Re: For review: An Introduction to Multilingual Web Addresses

Hi Najib,

At 02:25 07/03/28, Najib Tounsi wrote:

>Martin Duerst wrote:

>> Does such a mixture include labels that contain both Latin and RTL
>> characters, or are the scripts separated by dots? In the former
>> case, this would be even more peculiar, because such labels
>> (mixing RTL and LTR characters) are illegal in IDN.
>>   
>It  is one label that is a mixture of RTL end LTR chars.
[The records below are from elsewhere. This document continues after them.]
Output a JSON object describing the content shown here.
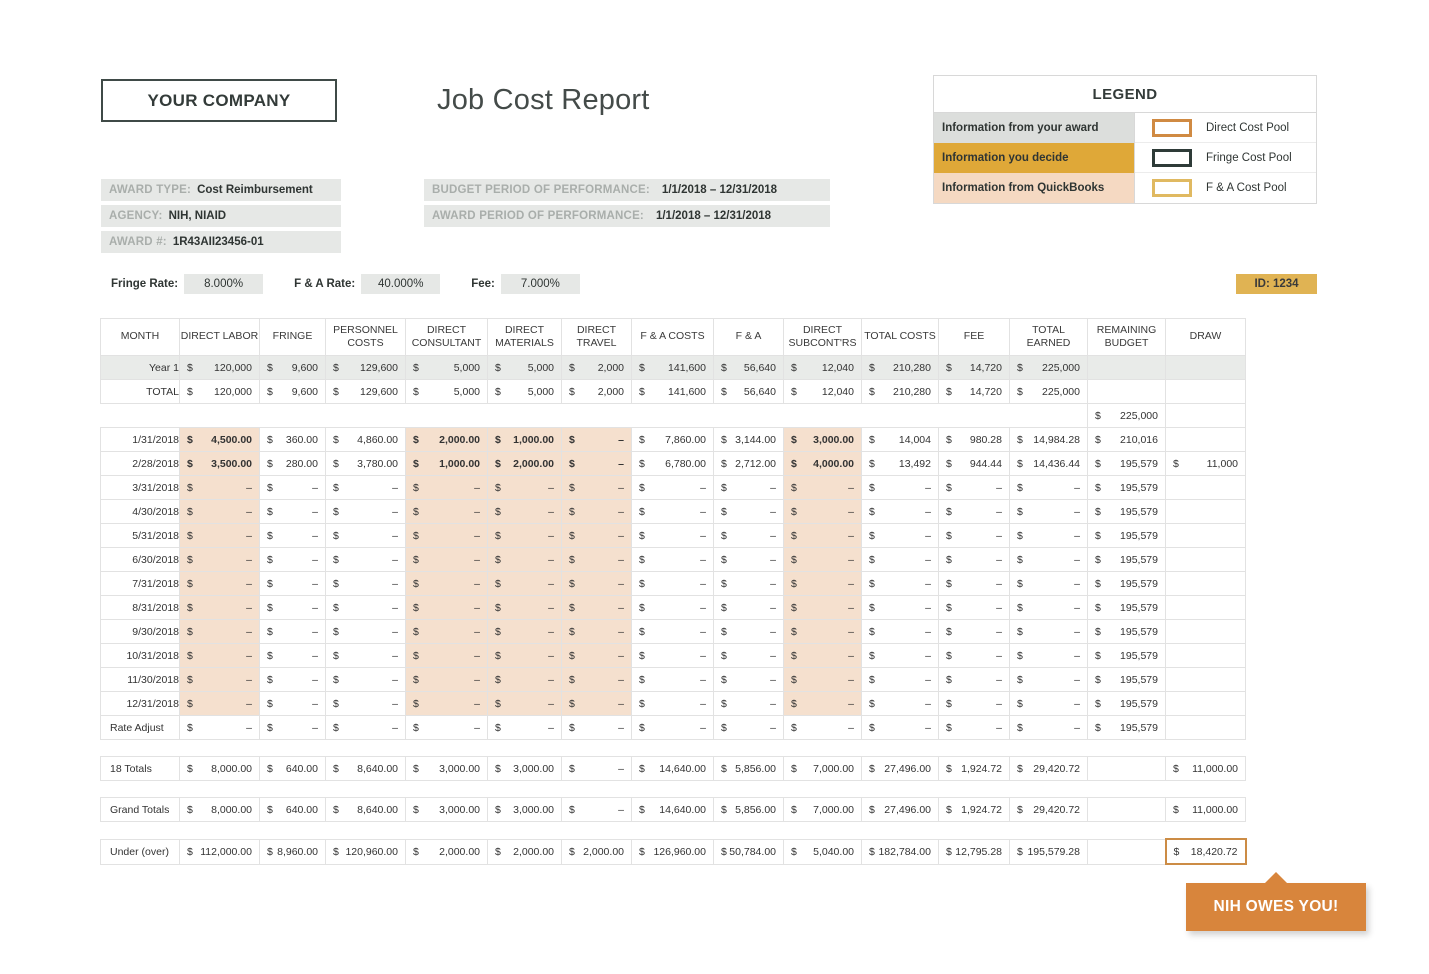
{
  "header": {
    "company": "YOUR COMPANY",
    "title": "Job Cost Report"
  },
  "award_info": [
    {
      "key": "AWARD TYPE:",
      "value": "Cost Reimbursement"
    },
    {
      "key": "AGENCY:",
      "value": "NIH, NIAID"
    },
    {
      "key": "AWARD #:",
      "value": "1R43AII23456-01"
    }
  ],
  "period_info": [
    {
      "key": "BUDGET PERIOD OF PERFORMANCE:",
      "value": "1/1/2018 – 12/31/2018"
    },
    {
      "key": "AWARD PERIOD OF PERFORMANCE:",
      "value": "1/1/2018 – 12/31/2018"
    }
  ],
  "legend": {
    "title": "LEGEND",
    "sources": [
      {
        "label": "Information from your award",
        "color": "#dcdedc"
      },
      {
        "label": "Information you decide",
        "color": "#dfa838"
      },
      {
        "label": "Information from QuickBooks",
        "color": "#f5d9c2"
      }
    ],
    "pools": [
      {
        "label": "Direct Cost Pool",
        "border_color": "#d08a42"
      },
      {
        "label": "Fringe Cost Pool",
        "border_color": "#2e3b38"
      },
      {
        "label": "F & A Cost Pool",
        "border_color": "#e0b961"
      }
    ]
  },
  "rates": [
    {
      "label": "Fringe Rate:",
      "value": "8.000%"
    },
    {
      "label": "F & A Rate:",
      "value": "40.000%"
    },
    {
      "label": "Fee:",
      "value": "7.000%"
    }
  ],
  "id_badge": "ID: 1234",
  "table": {
    "columns": [
      "MONTH",
      "DIRECT LABOR",
      "FRINGE",
      "PERSONNEL COSTS",
      "DIRECT CONSULTANT",
      "DIRECT MATERIALS",
      "DIRECT TRAVEL",
      "F & A COSTS",
      "F & A",
      "DIRECT SUBCONT'RS",
      "TOTAL COSTS",
      "FEE",
      "TOTAL EARNED",
      "REMAINING BUDGET",
      "DRAW"
    ],
    "summary_rows": [
      {
        "label": "Year 1",
        "cells": [
          "120,000",
          "9,600",
          "129,600",
          "5,000",
          "5,000",
          "2,000",
          "141,600",
          "56,640",
          "12,040",
          "210,280",
          "14,720",
          "225,000",
          "",
          ""
        ]
      },
      {
        "label": "TOTAL",
        "cells": [
          "120,000",
          "9,600",
          "129,600",
          "5,000",
          "5,000",
          "2,000",
          "141,600",
          "56,640",
          "12,040",
          "210,280",
          "14,720",
          "225,000",
          "",
          ""
        ]
      }
    ],
    "opening_budget": "225,000",
    "month_rows": [
      {
        "label": "1/31/2018",
        "cells": [
          "4,500.00",
          "360.00",
          "4,860.00",
          "2,000.00",
          "1,000.00",
          "–",
          "7,860.00",
          "3,144.00",
          "3,000.00",
          "14,004",
          "980.28",
          "14,984.28",
          "210,016",
          ""
        ]
      },
      {
        "label": "2/28/2018",
        "cells": [
          "3,500.00",
          "280.00",
          "3,780.00",
          "1,000.00",
          "2,000.00",
          "–",
          "6,780.00",
          "2,712.00",
          "4,000.00",
          "13,492",
          "944.44",
          "14,436.44",
          "195,579",
          "11,000"
        ]
      },
      {
        "label": "3/31/2018",
        "cells": [
          "–",
          "–",
          "–",
          "–",
          "–",
          "–",
          "–",
          "–",
          "–",
          "–",
          "–",
          "–",
          "195,579",
          ""
        ]
      },
      {
        "label": "4/30/2018",
        "cells": [
          "–",
          "–",
          "–",
          "–",
          "–",
          "–",
          "–",
          "–",
          "–",
          "–",
          "–",
          "–",
          "195,579",
          ""
        ]
      },
      {
        "label": "5/31/2018",
        "cells": [
          "–",
          "–",
          "–",
          "–",
          "–",
          "–",
          "–",
          "–",
          "–",
          "–",
          "–",
          "–",
          "195,579",
          ""
        ]
      },
      {
        "label": "6/30/2018",
        "cells": [
          "–",
          "–",
          "–",
          "–",
          "–",
          "–",
          "–",
          "–",
          "–",
          "–",
          "–",
          "–",
          "195,579",
          ""
        ]
      },
      {
        "label": "7/31/2018",
        "cells": [
          "–",
          "–",
          "–",
          "–",
          "–",
          "–",
          "–",
          "–",
          "–",
          "–",
          "–",
          "–",
          "195,579",
          ""
        ]
      },
      {
        "label": "8/31/2018",
        "cells": [
          "–",
          "–",
          "–",
          "–",
          "–",
          "–",
          "–",
          "–",
          "–",
          "–",
          "–",
          "–",
          "195,579",
          ""
        ]
      },
      {
        "label": "9/30/2018",
        "cells": [
          "–",
          "–",
          "–",
          "–",
          "–",
          "–",
          "–",
          "–",
          "–",
          "–",
          "–",
          "–",
          "195,579",
          ""
        ]
      },
      {
        "label": "10/31/2018",
        "cells": [
          "–",
          "–",
          "–",
          "–",
          "–",
          "–",
          "–",
          "–",
          "–",
          "–",
          "–",
          "–",
          "195,579",
          ""
        ]
      },
      {
        "label": "11/30/2018",
        "cells": [
          "–",
          "–",
          "–",
          "–",
          "–",
          "–",
          "–",
          "–",
          "–",
          "–",
          "–",
          "–",
          "195,579",
          ""
        ]
      },
      {
        "label": "12/31/2018",
        "cells": [
          "–",
          "–",
          "–",
          "–",
          "–",
          "–",
          "–",
          "–",
          "–",
          "–",
          "–",
          "–",
          "195,579",
          ""
        ]
      }
    ],
    "rate_adjust": {
      "label": "Rate Adjust",
      "cells": [
        "–",
        "–",
        "–",
        "–",
        "–",
        "–",
        "–",
        "–",
        "–",
        "–",
        "–",
        "–",
        "195,579",
        ""
      ]
    },
    "totals_18": {
      "label": "18 Totals",
      "cells": [
        "8,000.00",
        "640.00",
        "8,640.00",
        "3,000.00",
        "3,000.00",
        "–",
        "14,640.00",
        "5,856.00",
        "7,000.00",
        "27,496.00",
        "1,924.72",
        "29,420.72",
        "",
        "11,000.00"
      ]
    },
    "grand_totals": {
      "label": "Grand Totals",
      "cells": [
        "8,000.00",
        "640.00",
        "8,640.00",
        "3,000.00",
        "3,000.00",
        "–",
        "14,640.00",
        "5,856.00",
        "7,000.00",
        "27,496.00",
        "1,924.72",
        "29,420.72",
        "",
        "11,000.00"
      ]
    },
    "under_over": {
      "label": "Under (over)",
      "cells": [
        "112,000.00",
        "8,960.00",
        "120,960.00",
        "2,000.00",
        "2,000.00",
        "2,000.00",
        "126,960.00",
        "50,784.00",
        "5,040.00",
        "182,784.00",
        "12,795.28",
        "195,579.28",
        "",
        "18,420.72"
      ]
    },
    "currency_symbol": "$"
  },
  "callout": {
    "text": "NIH OWES YOU!",
    "color": "#d8853c"
  }
}
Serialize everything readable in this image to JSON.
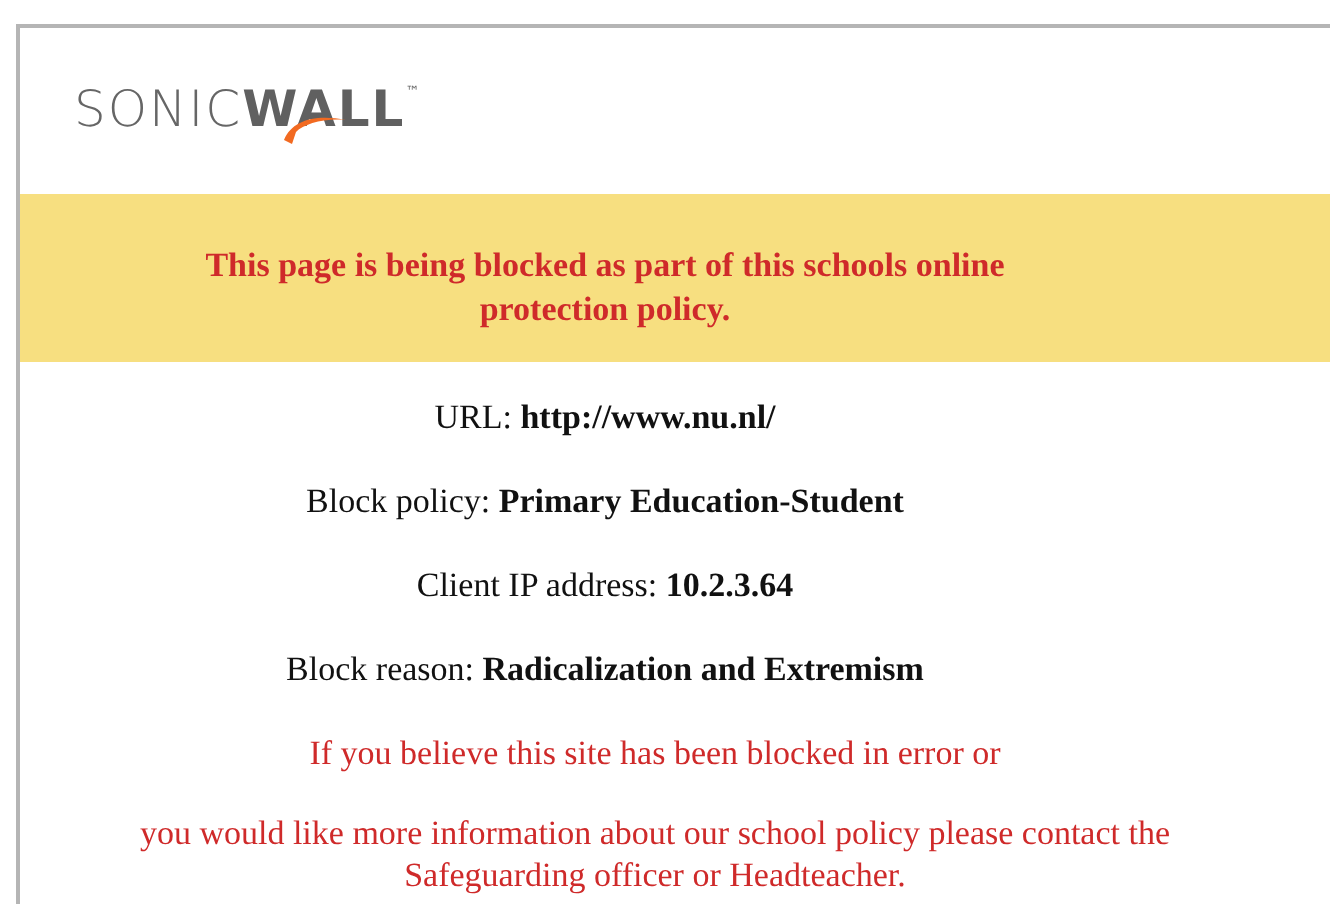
{
  "logo": {
    "light": "SONIC",
    "bold": "WALL",
    "mark": "™"
  },
  "banner": {
    "message": "This page is being blocked as part of this schools online protection policy."
  },
  "details": [
    "URL: **http://www.nu.nl/**",
    "Block policy: **Primary Education-Student**",
    "Client IP address: **10.2.3.64**",
    "Block reason: **Radicalization and Extremism**"
  ],
  "notice": [
    "If you believe this site has been blocked in error or",
    "you would like more information about our school policy please contact the Safeguarding officer or Headteacher."
  ]
}
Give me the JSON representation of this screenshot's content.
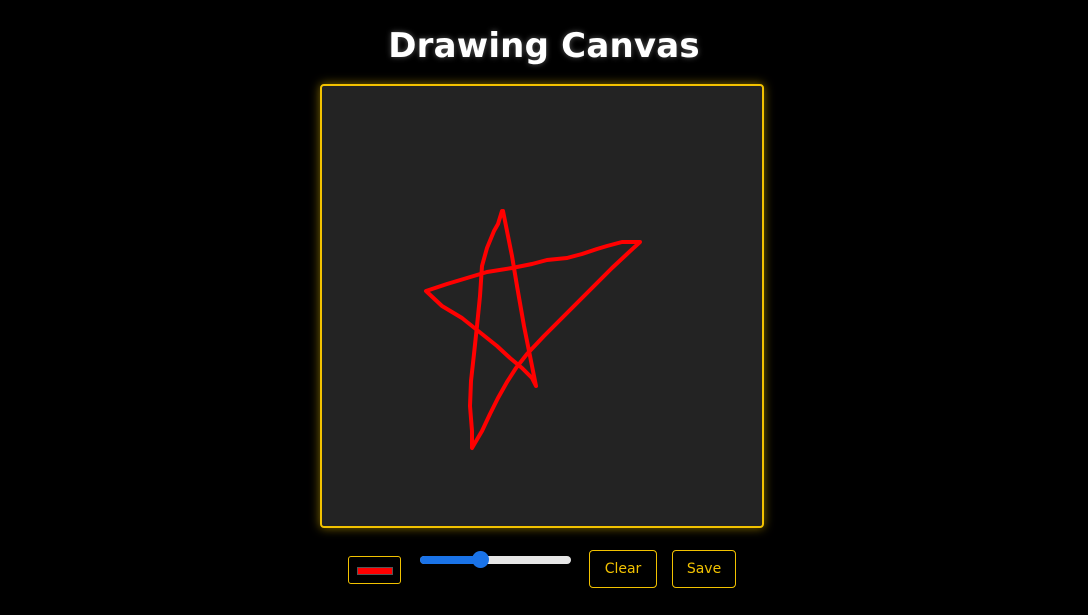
{
  "header": {
    "title": "Drawing Canvas"
  },
  "canvas": {
    "background_color": "#232323",
    "border_color": "#f2c200",
    "stroke": {
      "color": "#ff0000",
      "shape": "hand-drawn star"
    }
  },
  "controls": {
    "color_picker": {
      "value": "#ff0000"
    },
    "brush_size": {
      "fraction": 0.4
    },
    "clear_label": "Clear",
    "save_label": "Save",
    "accent_color": "#f2c200",
    "slider_color": "#1a73e8"
  }
}
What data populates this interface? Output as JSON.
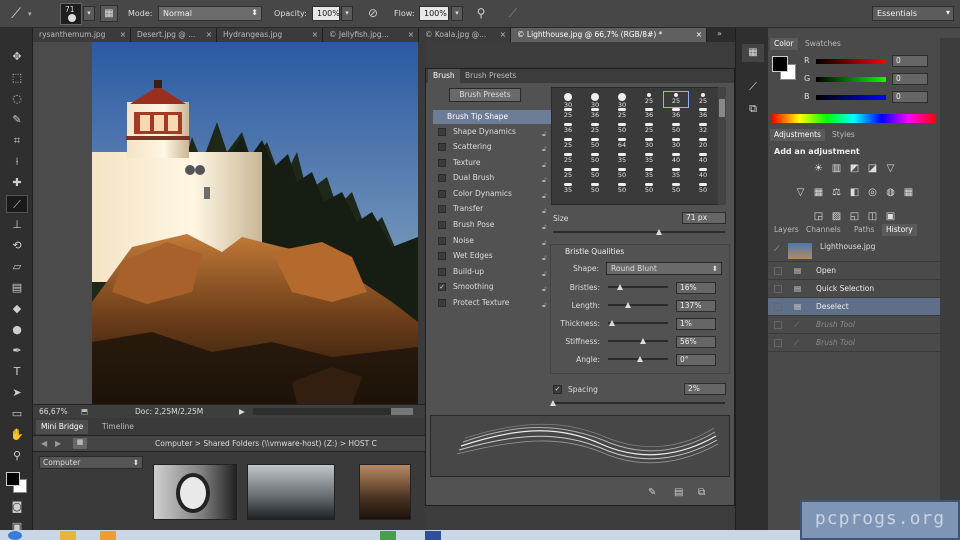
{
  "options_bar": {
    "brush_size": "71",
    "mode_label": "Mode:",
    "mode_value": "Normal",
    "opacity_label": "Opacity:",
    "opacity_value": "100%",
    "flow_label": "Flow:",
    "flow_value": "100%",
    "workspace": "Essentials"
  },
  "document_tabs": [
    {
      "label": "rysanthemum.jpg"
    },
    {
      "label": "Desert.jpg @ ..."
    },
    {
      "label": "Hydrangeas.jpg"
    },
    {
      "label": "© Jellyfish.jpg..."
    },
    {
      "label": "© Koala.jpg @..."
    },
    {
      "label": "© Lighthouse.jpg @ 66,7% (RGB/8#) *"
    }
  ],
  "doc_status": {
    "zoom": "66,67%",
    "doc_size": "Doc: 2,25M/2,25M"
  },
  "mini_bridge": {
    "tab_bridge": "Mini Bridge",
    "tab_timeline": "Timeline",
    "path": "Computer > Shared Folders (\\\\vmware-host) (Z:) > HOST C",
    "location": "Computer"
  },
  "brush_panel": {
    "tab_brush": "Brush",
    "tab_presets": "Brush Presets",
    "presets_button": "Brush Presets",
    "items": [
      {
        "label": "Brush Tip Shape",
        "checked": false,
        "selected": true
      },
      {
        "label": "Shape Dynamics",
        "checked": false
      },
      {
        "label": "Scattering",
        "checked": false
      },
      {
        "label": "Texture",
        "checked": false
      },
      {
        "label": "Dual Brush",
        "checked": false
      },
      {
        "label": "Color Dynamics",
        "checked": false
      },
      {
        "label": "Transfer",
        "checked": false
      },
      {
        "label": "Brush Pose",
        "checked": false
      },
      {
        "label": "Noise",
        "checked": false
      },
      {
        "label": "Wet Edges",
        "checked": false
      },
      {
        "label": "Build-up",
        "checked": false
      },
      {
        "label": "Smoothing",
        "checked": true
      },
      {
        "label": "Protect Texture",
        "checked": false
      }
    ],
    "tip_sizes": [
      [
        "30",
        "30",
        "30",
        "25",
        "25",
        "25"
      ],
      [
        "25",
        "36",
        "25",
        "36",
        "36",
        "36"
      ],
      [
        "36",
        "25",
        "50",
        "25",
        "50",
        "32"
      ],
      [
        "25",
        "50",
        "64",
        "30",
        "30",
        "20"
      ],
      [
        "25",
        "50",
        "35",
        "35",
        "40",
        "40"
      ],
      [
        "25",
        "50",
        "50",
        "35",
        "35",
        "40"
      ],
      [
        "35",
        "50",
        "50",
        "50",
        "50",
        "50"
      ]
    ],
    "size_label": "Size",
    "size_value": "71 px",
    "bristle_title": "Bristle Qualities",
    "shape_label": "Shape:",
    "shape_value": "Round Blunt",
    "params": [
      {
        "label": "Bristles:",
        "value": "16%",
        "level": 0.16
      },
      {
        "label": "Length:",
        "value": "137%",
        "level": 0.3
      },
      {
        "label": "Thickness:",
        "value": "1%",
        "level": 0.01
      },
      {
        "label": "Stiffness:",
        "value": "56%",
        "level": 0.56
      },
      {
        "label": "Angle:",
        "value": "0°",
        "level": 0.5
      }
    ],
    "spacing_label": "Spacing",
    "spacing_value": "2%"
  },
  "color_panel": {
    "tab_color": "Color",
    "tab_swatches": "Swatches",
    "r_label": "R",
    "r_value": "0",
    "g_label": "G",
    "g_value": "0",
    "b_label": "B",
    "b_value": "0"
  },
  "adjustments_panel": {
    "tab_adjustments": "Adjustments",
    "tab_styles": "Styles",
    "heading": "Add an adjustment"
  },
  "history_panel": {
    "tabs": [
      "Layers",
      "Channels",
      "Paths",
      "History"
    ],
    "snapshot": "Lighthouse.jpg",
    "states": [
      {
        "label": "Open",
        "active": false
      },
      {
        "label": "Quick Selection",
        "active": false
      },
      {
        "label": "Deselect",
        "active": true
      },
      {
        "label": "Brush Tool",
        "active": false,
        "undone": true
      },
      {
        "label": "Brush Tool",
        "active": false,
        "undone": true
      }
    ]
  },
  "watermark": "pcprogs.org"
}
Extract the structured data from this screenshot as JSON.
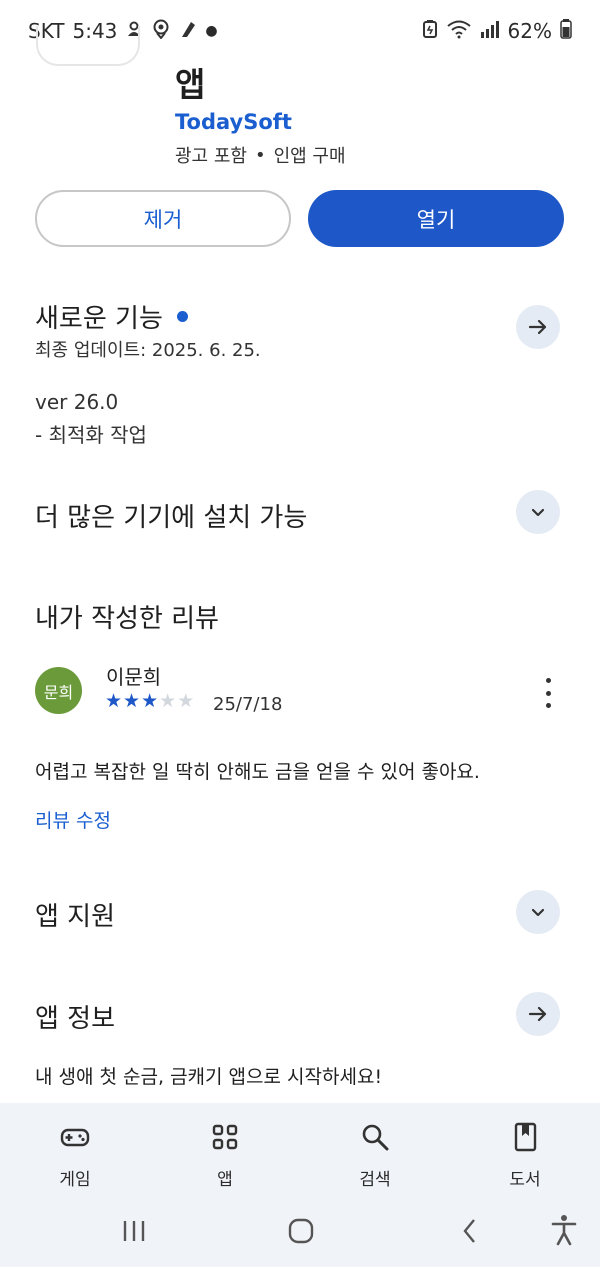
{
  "status_bar": {
    "carrier": "SKT",
    "time": "5:43",
    "battery": "62%",
    "left_icons": [
      "notification-icon",
      "location-icon",
      "app-icon"
    ],
    "right_icons": [
      "battery-saver-icon",
      "wifi-icon",
      "signal-icon",
      "battery-icon"
    ]
  },
  "app": {
    "title": "앱",
    "developer": "TodaySoft",
    "meta_ads": "광고 포함",
    "meta_separator": "•",
    "meta_iap": "인앱 구매"
  },
  "actions": {
    "remove_label": "제거",
    "open_label": "열기"
  },
  "whats_new": {
    "title": "새로운 기능",
    "updated": "최종 업데이트: 2025. 6. 25.",
    "version": "ver 26.0",
    "note": "- 최적화 작업"
  },
  "more_devices": {
    "title": "더 많은 기기에 설치 가능"
  },
  "my_review": {
    "title": "내가 작성한 리뷰",
    "avatar_text": "문희",
    "reviewer": "이문희",
    "rating": 3,
    "max_rating": 5,
    "date": "25/7/18",
    "text": "어렵고 복잡한 일 딱히 안해도 금을 얻을 수 있어 좋아요.",
    "edit_label": "리뷰 수정"
  },
  "app_support": {
    "title": "앱 지원"
  },
  "app_info": {
    "title": "앱 정보",
    "description": "내 생애 첫 순금, 금캐기 앱으로 시작하세요!"
  },
  "bottom_nav": {
    "tabs": [
      {
        "label": "게임",
        "icon": "gamepad-icon"
      },
      {
        "label": "앱",
        "icon": "apps-grid-icon"
      },
      {
        "label": "검색",
        "icon": "search-icon"
      },
      {
        "label": "도서",
        "icon": "book-icon"
      }
    ]
  },
  "colors": {
    "accent": "#1e57c8",
    "link": "#1a5ed0",
    "round_button_bg": "#e4ebf4",
    "avatar_bg": "#6a9a3a",
    "nav_bg": "#f0f3f8"
  }
}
It is invalid of course.
>I've noted that not all browsers answer it is invalid.
>Here are the tests (http://www.w3c.org.ma/Tests/IDNs/Issue2.html)

Quite interesting.

>In fact, in a mail I sent before, it was question about:
>- Arabic & Hebrew IDNs that are not displayed as claimed by Firefox. .museum TLD is trusted (Firefox displays IDNs in native) but in punycode for Arabic & Hebrew. (http://www.w3c.org.ma/Tests/IDNs/Issue1.html)

Yes, that's weird.

>- IDNs with %xx in links (http://www.w3c.org.ma/Tests/IDNs/Issue3.html)
>Browsers accept links (href attribute) with IDNs in native and punycode but not in escaped notation.
>Are %xx encoding a valide notation  for IDNs?

Yes. RFC 3986 explicitly allows these, but fixes them to use
UTF-8. But not all browsers implement them yet.

Regards,     Martin.



#-#-#  Martin J. Du"rst, Assoc. Professor, Aoyama Gakuin University
#-#-#  http://www.sw.it.aoyama.ac.jp       mailto:duerst@it.aoyama.ac.jp     

Received on Wednesday, 28 March 2007 05:19:45 UTC